I went to my first day at my first office job when I was 20 years old. I had dropped out of college the year before to be an artist and live life in the great City of New York. I was not technically destitute, but it was a lean time. It was also an exhilarating time, and the need to have a job and the excitement of getting to know the city went hand in hand. I had already spent time as a busboy on Columbus Ave., a delivery driver on the Upper East Side, and Jenny Holzer’s studio assistant on Rivington, and someone had tipped me off to office temping as an easy way to work shifts when you needed them without being committed to any particular employer. Perfect for me!

So I showed up at a small PR firm with an office in a first floor of a brownstone off Madison. The proprietor was a short, well-dressed woman named Harriet Schoen____. She and her two employees, recent college grad types, were sending out a large client mailing and needed someone to help assemble the packets, the components of which were lying around her office in boxes freshly delivered from the printer. I was wearing a tie, probably, and thrift store slacks, ready to enter the white collar world. 

In fact, my job was to move the boxes of print stuff around, then do something else. The boxes were full of glossy print material and looked pretty heavy, so I squatted down to get hold of the first one. But when I started to lift it, the seam at the seat of my pants tore open from the bottom of the zipper nearly to the back belt loop, with a loud, slow sound that made me realize where the phrase “ripping a fart” comes from.

Everyone was silent as I stood up and looked around at the funniest expressions on the faces of Harriet and her team. My flapping pants were creating a surprisingly chilly breeze on my legs. Well, I said, the good news is, that wasn’t a fart, but the bad news is, my pants just tore in half, so excuse me while I figure this out. I took a roll of plastic packing tape and backed into the bathroom, where I tried to tape the seam together from the inside. It was not really going to hold, though, and I was getting around to understanding that I would be spending a good part of my day going around New York basically with no pants. 

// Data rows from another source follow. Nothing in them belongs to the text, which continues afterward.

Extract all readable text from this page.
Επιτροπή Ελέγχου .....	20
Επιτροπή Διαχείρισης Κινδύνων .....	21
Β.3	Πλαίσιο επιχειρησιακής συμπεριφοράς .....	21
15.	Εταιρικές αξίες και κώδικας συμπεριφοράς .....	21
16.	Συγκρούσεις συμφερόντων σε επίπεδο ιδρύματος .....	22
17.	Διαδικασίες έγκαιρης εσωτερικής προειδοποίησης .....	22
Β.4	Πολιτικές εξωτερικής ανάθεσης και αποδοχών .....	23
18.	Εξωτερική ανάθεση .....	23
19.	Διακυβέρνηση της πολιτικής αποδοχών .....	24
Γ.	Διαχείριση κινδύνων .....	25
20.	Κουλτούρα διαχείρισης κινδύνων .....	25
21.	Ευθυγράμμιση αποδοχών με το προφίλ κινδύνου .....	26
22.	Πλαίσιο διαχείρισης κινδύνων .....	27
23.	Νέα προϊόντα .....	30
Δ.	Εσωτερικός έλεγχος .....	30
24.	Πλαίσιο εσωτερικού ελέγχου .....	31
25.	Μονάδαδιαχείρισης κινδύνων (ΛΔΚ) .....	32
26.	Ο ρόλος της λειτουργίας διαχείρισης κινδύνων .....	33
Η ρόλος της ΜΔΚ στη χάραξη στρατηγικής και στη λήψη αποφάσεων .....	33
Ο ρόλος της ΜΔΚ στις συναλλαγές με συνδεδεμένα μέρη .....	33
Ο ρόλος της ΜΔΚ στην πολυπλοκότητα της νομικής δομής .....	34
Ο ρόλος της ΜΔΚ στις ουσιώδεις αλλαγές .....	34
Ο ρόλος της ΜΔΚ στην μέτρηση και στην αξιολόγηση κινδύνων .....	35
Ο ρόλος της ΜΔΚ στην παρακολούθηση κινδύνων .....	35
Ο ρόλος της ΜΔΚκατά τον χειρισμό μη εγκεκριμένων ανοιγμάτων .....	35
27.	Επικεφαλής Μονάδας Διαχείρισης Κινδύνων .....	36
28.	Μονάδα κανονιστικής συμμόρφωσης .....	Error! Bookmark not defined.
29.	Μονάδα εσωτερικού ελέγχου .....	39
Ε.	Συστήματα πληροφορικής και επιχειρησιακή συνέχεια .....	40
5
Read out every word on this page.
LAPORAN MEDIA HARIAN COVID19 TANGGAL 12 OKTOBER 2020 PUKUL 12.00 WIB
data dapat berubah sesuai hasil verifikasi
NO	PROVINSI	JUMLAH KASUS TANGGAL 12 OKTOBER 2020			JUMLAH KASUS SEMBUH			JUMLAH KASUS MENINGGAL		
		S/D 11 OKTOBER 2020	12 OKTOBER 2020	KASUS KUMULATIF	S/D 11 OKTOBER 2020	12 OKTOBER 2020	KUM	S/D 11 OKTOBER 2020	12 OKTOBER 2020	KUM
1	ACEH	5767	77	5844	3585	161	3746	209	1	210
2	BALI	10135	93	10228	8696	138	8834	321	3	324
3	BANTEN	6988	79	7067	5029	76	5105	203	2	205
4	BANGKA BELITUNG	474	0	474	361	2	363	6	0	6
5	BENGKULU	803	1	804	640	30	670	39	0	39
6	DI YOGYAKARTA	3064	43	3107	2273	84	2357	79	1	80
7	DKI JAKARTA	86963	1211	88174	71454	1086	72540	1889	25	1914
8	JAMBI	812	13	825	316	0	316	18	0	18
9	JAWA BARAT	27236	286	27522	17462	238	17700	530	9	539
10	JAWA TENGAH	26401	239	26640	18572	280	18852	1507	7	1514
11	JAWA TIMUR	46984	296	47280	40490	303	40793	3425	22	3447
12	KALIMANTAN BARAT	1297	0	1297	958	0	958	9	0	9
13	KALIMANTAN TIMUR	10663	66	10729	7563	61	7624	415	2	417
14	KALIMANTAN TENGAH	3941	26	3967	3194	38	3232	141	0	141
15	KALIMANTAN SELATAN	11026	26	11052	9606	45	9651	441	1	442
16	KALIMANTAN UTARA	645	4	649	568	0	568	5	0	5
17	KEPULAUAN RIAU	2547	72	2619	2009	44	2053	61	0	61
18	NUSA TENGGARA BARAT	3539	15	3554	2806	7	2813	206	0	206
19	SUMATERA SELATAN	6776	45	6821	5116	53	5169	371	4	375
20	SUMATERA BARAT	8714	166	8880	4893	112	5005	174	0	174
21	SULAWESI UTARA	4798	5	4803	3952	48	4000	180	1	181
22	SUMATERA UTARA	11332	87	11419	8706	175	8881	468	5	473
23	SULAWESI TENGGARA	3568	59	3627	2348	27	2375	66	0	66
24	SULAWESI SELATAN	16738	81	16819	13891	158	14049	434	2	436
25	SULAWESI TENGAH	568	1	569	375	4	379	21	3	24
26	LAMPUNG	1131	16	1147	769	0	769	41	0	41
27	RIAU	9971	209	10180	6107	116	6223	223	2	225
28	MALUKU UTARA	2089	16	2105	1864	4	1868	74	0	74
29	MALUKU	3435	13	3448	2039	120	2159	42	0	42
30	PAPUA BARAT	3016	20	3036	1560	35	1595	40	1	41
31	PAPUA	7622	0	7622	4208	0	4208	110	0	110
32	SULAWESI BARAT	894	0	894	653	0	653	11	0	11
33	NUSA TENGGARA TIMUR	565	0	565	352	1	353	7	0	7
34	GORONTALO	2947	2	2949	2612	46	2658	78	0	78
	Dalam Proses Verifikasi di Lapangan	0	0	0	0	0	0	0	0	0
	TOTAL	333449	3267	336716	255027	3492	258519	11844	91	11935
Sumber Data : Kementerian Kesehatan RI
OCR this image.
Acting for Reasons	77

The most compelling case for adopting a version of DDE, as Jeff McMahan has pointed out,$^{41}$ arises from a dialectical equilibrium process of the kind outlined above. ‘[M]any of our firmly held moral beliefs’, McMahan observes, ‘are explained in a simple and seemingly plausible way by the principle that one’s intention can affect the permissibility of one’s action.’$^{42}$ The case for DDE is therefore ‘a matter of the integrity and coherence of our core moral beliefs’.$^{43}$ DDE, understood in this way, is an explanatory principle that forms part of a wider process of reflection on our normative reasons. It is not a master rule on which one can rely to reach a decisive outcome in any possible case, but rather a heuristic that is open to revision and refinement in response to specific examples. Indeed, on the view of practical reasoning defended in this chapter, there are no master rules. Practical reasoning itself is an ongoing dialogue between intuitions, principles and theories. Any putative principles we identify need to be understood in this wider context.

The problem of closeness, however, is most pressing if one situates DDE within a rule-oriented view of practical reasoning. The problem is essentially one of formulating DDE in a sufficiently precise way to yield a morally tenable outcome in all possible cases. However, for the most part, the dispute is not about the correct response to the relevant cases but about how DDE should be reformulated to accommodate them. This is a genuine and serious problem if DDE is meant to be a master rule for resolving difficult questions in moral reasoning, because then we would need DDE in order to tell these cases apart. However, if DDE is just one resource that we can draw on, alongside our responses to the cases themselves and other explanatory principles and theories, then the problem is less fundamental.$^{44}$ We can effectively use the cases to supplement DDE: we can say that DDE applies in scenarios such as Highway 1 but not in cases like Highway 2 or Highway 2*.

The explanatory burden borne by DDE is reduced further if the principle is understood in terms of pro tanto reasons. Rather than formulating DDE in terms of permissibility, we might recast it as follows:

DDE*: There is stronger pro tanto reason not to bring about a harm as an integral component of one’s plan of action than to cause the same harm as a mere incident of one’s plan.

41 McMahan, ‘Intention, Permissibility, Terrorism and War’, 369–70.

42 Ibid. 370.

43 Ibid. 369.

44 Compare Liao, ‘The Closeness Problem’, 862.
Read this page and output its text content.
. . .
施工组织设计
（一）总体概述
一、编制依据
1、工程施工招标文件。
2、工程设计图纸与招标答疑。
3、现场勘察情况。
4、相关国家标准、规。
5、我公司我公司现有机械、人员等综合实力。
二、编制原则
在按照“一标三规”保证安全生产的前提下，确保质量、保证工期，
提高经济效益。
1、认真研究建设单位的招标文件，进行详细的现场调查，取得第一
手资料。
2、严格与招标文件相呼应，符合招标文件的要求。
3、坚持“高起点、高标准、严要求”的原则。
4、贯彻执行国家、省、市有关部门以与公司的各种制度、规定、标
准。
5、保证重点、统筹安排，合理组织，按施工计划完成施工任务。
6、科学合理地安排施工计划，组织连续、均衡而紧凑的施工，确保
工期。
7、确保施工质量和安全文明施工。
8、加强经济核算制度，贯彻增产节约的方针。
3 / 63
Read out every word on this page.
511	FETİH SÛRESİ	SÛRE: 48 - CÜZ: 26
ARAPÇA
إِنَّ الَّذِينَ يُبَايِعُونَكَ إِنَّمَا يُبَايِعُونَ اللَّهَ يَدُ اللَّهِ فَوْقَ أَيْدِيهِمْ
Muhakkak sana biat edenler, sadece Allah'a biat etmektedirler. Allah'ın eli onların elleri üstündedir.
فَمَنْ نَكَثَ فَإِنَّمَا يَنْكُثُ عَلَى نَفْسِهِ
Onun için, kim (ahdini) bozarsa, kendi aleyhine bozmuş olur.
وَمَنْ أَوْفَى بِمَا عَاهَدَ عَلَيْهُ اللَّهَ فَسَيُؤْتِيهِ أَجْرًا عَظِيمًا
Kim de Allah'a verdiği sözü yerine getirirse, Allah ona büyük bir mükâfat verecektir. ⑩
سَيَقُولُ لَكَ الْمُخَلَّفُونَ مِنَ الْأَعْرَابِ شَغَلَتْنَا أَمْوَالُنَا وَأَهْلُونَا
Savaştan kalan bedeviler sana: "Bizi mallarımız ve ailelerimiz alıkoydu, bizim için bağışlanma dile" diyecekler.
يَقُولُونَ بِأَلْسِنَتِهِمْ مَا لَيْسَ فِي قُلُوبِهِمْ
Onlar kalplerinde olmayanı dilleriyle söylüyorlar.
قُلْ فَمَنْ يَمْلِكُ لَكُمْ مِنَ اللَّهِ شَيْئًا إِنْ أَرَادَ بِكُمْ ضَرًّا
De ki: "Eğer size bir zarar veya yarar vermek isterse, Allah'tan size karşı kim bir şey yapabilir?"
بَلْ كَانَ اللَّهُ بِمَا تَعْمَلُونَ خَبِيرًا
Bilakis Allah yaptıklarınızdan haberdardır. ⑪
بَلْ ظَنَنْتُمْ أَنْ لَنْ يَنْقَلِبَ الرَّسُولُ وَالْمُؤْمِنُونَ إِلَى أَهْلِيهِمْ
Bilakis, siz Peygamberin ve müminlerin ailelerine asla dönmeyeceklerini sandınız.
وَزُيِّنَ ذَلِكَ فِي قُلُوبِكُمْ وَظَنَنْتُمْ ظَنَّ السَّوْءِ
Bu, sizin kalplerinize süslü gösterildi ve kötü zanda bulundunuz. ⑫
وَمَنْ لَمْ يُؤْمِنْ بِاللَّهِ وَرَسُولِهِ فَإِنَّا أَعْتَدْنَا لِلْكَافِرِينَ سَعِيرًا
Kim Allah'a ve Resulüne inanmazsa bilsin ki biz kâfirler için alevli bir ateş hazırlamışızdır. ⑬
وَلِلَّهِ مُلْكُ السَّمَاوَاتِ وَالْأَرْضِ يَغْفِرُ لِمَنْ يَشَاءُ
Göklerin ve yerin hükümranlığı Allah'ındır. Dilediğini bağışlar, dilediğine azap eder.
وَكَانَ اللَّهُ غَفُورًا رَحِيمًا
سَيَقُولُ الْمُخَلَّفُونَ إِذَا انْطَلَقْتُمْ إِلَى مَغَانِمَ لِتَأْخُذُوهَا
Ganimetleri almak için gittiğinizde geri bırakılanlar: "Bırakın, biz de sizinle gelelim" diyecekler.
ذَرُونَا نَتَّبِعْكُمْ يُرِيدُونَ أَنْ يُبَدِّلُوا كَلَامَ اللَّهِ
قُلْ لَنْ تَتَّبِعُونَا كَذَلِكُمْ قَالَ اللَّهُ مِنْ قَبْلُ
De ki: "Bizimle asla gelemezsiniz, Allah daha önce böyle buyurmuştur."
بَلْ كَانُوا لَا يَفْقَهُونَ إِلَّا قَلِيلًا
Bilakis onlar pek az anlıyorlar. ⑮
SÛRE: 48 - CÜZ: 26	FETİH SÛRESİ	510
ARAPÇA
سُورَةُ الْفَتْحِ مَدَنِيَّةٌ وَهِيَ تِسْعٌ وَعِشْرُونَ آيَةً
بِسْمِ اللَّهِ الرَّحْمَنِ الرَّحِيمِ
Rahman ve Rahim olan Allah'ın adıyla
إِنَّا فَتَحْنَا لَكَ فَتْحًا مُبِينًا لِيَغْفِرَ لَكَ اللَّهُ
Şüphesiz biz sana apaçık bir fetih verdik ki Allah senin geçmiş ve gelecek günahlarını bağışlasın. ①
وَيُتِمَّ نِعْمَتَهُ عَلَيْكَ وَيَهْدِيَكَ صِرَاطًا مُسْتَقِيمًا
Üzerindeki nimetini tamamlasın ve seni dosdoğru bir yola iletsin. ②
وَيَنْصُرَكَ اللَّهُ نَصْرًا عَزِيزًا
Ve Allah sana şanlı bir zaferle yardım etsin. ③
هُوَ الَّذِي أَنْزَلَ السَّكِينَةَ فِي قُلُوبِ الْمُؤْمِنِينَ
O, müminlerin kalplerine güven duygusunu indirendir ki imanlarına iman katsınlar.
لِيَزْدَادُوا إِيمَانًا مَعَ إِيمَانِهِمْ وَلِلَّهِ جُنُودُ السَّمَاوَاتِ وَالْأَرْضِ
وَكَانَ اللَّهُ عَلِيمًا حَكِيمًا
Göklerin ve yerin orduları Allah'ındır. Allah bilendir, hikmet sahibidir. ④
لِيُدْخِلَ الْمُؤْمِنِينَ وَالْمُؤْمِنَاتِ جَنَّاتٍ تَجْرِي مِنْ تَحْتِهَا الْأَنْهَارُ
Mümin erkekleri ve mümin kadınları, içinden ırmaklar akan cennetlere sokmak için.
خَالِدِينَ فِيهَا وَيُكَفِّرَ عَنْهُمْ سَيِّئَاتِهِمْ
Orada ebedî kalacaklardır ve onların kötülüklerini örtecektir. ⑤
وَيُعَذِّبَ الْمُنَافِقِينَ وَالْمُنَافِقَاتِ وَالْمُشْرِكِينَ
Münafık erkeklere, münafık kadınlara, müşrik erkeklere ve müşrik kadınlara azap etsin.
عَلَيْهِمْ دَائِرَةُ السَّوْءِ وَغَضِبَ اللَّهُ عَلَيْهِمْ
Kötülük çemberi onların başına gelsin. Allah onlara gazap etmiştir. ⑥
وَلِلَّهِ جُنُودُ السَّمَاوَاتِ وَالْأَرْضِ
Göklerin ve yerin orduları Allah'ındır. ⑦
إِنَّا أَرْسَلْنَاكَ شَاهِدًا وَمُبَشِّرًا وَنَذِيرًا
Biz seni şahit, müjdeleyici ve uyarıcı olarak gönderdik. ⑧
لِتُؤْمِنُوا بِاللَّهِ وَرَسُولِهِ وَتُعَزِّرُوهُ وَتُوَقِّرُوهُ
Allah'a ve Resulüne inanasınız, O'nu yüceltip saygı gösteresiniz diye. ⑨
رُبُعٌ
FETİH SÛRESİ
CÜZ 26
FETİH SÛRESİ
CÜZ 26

What should Harriet do? At this point, it’s like an outtake from Annie Hall. Harriet needs to get this mailing out by deadline, and now, instead of the extra help she’s paying for, she’s got an idiot trying to fix his pants with tape in the bathroom. It would be reasonable for her to call my agency and say, send me someone with viable pants.

Instead, when I came out of the bathroom, she gave me $20 and suggested I go to the Gap a couple blocks up the street. Basically she bought me new pants, when $20 was a considerable windfall to someone grossing less than $7 an hour. I waddled up the street, got viable pants, and we finished her job, which only took one day. As I write this I am ashamed to realize that I probably never thanked her or paid her back. Yet I’ve been telling the story of her kindness for years. 

Years later, on the first day of my first law firm job, I lost a button on the pants of my suit. I went to CVS on my lunch break and bought a sewing kit that’s still at my desk today. Lawyering does seem to have created quite a bit of strain on my pants at the waistband, so I’ve had to sew a couple of buttons back on over the years.

Harriet, thanks to your thoughtfulness I’m able be here today. I am dedicating my first day in business to you!